Dohrenwend, formerly with the U.S. Geological Survey, now operates a satellite imaging service out of Teasdale, Utah. He is an adjunct geosciences professor at the University of Arizona. He was struck by the view from the Hite Marina overlook last January, when he stopped there on his way to Tucson.

The important issue, beyond the immediate fate of Hite Marina, is "where does all of this sediment go when it reaches the lake?" Dohrenwend said.

Scientists and engineers realized 60 years ago that when a sediment-laden river enters a reservoir, the river water deposits much of its sediment at the upstream end, but also creates a 'density' current that flows along the bottom of the reservoir, dumping sediments all the way along to the face of the dam.

"There is significant sedimentation at the Glen Canyon dam face even now," Dohrenwend said. Added to that, the Colorado River is a desert river with a volume that fluctuates widely, so the reservoir volumes also fluctuate widely, and that further complicates how sediments are deposited behind the dams, he said.

"In this particular case, since this reservoir is now only half full and," if experts are correct, "will stay that way for at least the next year, then all the sediment that has been deposited at the upstream end, which is water saturated, is ready to move," Dohrenwend said. Therefore, any major river flows coming down the system can be expected to erode the saturated upstream sediments rapidly towards the face of the dam.

"We don't know, but this could significantly shorten the useful life of the dam," he added.
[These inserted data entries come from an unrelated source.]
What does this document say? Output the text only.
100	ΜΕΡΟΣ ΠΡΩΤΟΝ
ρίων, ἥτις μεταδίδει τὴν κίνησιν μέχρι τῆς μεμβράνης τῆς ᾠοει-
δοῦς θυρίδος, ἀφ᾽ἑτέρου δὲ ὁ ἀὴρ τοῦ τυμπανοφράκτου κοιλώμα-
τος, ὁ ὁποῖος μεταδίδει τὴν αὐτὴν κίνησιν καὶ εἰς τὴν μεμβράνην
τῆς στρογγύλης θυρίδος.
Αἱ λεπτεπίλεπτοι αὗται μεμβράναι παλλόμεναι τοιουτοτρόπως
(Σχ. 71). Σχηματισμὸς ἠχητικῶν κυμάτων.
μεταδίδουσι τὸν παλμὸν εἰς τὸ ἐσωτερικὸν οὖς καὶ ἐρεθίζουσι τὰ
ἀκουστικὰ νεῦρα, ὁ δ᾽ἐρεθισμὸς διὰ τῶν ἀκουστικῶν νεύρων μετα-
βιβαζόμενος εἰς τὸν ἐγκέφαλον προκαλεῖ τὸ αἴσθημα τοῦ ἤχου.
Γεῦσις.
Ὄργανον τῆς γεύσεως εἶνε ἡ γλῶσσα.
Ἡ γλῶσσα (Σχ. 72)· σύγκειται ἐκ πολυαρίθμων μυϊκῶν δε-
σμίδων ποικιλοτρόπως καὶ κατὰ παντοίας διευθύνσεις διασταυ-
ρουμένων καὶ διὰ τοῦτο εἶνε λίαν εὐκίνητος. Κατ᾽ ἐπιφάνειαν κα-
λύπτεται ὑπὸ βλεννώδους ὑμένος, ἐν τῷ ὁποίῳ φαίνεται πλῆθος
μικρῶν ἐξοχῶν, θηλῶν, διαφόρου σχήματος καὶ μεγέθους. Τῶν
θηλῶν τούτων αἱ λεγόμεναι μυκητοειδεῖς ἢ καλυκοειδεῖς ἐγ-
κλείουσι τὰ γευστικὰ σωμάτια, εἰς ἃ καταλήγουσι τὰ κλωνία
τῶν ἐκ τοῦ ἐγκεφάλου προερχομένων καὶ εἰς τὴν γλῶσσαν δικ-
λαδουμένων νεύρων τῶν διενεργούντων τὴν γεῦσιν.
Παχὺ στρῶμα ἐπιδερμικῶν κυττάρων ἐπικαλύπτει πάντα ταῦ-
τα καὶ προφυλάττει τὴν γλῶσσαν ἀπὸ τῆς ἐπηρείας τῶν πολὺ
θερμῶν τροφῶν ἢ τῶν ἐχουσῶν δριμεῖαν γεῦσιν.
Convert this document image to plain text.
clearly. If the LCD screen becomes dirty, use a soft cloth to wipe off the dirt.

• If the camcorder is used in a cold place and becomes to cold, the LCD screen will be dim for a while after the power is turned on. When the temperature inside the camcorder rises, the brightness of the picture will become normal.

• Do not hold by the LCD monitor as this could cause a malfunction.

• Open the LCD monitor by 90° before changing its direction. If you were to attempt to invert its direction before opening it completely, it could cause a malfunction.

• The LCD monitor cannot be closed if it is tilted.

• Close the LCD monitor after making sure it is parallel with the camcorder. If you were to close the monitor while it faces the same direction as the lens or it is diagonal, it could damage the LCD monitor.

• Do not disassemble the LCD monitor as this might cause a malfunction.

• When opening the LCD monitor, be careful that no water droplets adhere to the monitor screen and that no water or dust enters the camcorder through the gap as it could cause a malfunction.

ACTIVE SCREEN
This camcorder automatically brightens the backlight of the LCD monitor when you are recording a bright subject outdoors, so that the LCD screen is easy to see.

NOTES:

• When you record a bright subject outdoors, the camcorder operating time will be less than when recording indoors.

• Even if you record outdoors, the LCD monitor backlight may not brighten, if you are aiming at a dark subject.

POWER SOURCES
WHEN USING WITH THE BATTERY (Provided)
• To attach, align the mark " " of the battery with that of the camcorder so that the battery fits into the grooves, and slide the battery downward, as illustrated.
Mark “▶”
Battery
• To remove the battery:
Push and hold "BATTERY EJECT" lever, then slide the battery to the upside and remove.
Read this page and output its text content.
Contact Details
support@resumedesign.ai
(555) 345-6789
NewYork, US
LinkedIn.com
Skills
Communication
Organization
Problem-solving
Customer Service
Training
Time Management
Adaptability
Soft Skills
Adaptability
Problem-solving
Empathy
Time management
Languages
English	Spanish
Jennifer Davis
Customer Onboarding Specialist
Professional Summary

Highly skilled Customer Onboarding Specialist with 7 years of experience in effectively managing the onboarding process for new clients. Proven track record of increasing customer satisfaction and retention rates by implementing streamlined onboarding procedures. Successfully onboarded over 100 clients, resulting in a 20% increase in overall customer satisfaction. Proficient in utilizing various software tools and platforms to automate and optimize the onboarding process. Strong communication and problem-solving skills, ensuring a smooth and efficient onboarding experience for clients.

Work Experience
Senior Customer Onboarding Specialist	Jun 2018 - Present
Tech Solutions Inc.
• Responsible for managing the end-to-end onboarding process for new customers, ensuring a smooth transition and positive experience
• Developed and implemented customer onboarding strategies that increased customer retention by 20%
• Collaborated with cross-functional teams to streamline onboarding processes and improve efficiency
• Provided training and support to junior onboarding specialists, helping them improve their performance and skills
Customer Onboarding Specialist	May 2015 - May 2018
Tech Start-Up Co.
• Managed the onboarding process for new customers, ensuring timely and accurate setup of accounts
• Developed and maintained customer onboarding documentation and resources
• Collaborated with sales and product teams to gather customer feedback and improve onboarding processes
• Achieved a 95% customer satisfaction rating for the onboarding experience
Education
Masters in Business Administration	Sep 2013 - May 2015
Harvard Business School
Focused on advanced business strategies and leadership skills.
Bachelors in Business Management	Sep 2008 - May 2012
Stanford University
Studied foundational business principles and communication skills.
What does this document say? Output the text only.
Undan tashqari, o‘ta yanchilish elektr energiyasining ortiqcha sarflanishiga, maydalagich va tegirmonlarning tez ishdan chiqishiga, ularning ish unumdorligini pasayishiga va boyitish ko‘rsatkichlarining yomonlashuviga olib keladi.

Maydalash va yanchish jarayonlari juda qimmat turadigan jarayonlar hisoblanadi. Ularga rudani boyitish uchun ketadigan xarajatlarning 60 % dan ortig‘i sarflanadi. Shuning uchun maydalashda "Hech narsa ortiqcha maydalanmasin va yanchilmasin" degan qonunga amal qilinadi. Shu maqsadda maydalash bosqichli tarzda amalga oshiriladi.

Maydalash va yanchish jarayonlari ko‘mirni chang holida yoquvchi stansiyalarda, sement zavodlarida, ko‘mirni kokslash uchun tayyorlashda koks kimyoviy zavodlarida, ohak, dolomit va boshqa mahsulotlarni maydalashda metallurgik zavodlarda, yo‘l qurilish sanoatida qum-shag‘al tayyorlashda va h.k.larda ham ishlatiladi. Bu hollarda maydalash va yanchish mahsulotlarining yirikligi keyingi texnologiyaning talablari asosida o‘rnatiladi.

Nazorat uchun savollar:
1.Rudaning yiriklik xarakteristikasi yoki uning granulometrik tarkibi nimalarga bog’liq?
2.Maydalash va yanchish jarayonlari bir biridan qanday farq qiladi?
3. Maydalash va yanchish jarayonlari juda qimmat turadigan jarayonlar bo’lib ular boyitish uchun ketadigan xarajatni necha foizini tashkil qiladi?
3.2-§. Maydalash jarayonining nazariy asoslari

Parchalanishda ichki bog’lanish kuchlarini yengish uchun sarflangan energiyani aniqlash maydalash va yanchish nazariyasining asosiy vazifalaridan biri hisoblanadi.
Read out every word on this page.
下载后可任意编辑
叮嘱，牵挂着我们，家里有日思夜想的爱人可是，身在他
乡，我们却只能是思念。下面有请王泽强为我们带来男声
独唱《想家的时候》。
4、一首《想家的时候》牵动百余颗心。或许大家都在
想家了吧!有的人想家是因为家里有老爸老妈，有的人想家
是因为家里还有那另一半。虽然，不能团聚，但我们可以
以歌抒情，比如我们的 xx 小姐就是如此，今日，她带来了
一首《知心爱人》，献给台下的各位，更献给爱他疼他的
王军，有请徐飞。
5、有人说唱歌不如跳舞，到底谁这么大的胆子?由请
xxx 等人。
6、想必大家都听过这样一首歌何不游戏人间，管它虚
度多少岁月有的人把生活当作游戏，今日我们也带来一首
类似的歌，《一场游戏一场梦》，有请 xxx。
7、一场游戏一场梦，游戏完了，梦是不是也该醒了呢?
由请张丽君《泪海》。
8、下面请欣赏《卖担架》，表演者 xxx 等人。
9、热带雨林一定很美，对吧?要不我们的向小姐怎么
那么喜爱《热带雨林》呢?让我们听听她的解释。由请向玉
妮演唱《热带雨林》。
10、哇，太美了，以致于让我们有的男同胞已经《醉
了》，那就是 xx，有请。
If sediments reach the water intakes that run power generators, for example, the dam would no longer be useful for power generation. It might still be useful for water storage, but may become less useful for flood control. As more of the reservoir fills with silt, even a run-of-the-mill flood might overtop the dam, Dohrenwend noted.

"My point is, who is studying this?" Dohrenwend said. "It's a time-sensitive problem that needs to be studied. We need to study it, if only to learn more about how sediment will be deposited in major reservoirs so that we can more accurately forecast the useful life of these reservoirs. Or perhaps we might develop some ideas of what we might do, or what future generations might do, when it's time to decommission these things."